Behzad Raghian, of Evanston, showed up at the Stephen Gale Community Academy in Rogers Park, about 10 minutes after picketing was supposed to start at 6:30 a.m. and was on his own until a trickle of teachers and others began arriving. Raghian, a lawyer, said he does not have children in CPS but came to support the teachers. "The teachers are the only people standing up for the students," he said.

Meanwhile, Friday's strike ate up plenty of mornign rush-hour radio time, as local stations took calls from listeners looking to speak their mind on the walkout.

"This has been a long time coming," a caller from the South Side said on WGCI-FM's morning broadcast. "The teachers are only putting the ball in the government's court," she said. "As a homeowner and a taxpayer, you're sitting up on a hill with a six-figure salary — but where are my tax dollars going to educate my child?"

A suburban caller, though, wasn't certain about the union's tactics. "I think that it's right to protest," she said. "But I think that there's a better way."

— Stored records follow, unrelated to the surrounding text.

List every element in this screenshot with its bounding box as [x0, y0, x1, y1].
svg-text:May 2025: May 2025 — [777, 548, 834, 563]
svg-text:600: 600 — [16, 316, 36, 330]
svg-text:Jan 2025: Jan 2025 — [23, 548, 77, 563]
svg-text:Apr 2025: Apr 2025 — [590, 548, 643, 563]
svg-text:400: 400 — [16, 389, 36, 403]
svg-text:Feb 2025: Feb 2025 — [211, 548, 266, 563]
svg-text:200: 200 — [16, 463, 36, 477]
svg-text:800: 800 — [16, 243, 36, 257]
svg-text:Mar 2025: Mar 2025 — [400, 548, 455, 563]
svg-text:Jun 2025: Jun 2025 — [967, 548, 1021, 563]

"I think they have a bigger responsibility to the children," the caller said. "You're also setting an example for the kids that, you know, it's OK to miss school."

A week ago, the school district canceled classes for a furlough day.

Not long before Chicago Teachers Union President Karen Lewis was scheduled to arrive at a picket line at King High School in the North Kenwood neighborhood, the radio station Vocalo blared "Chicago Teacher," a pro-union hip-hop jam by Rebel Diaz.

A lot of the discussion about the one-day walkout has focused on whether it's legal. While the teachers union has said it is, CPS has said it's not. That's prompted questions about whether some teachers may cross the picket line.

During a Friday morning visit at one South Side School, Lewis didn't talk much about how many union members might have crossed picket lines due to some controversy within CTU's ranks about the merits of Friday's strike. The union president, though, acknowledged some of her members may have just elected to stay home.

"Here's the deal: I don't think anyone's crossed the line," she said. "They might not have come to work, you know, and I don't blame them — it's kind of like a, depressing overcast day and, you know, maybe they didn't feel like walking picket lines. But that's OK."

On Thursday, CPS officials said they wouldn't seek to discipline employees who take part in the one-day strike, but district officials said they will launch a legal challenge to what they've maintained is an unlawful walkout by the CTU.

The Tribune's John Byrne and Kim Geiger contributed.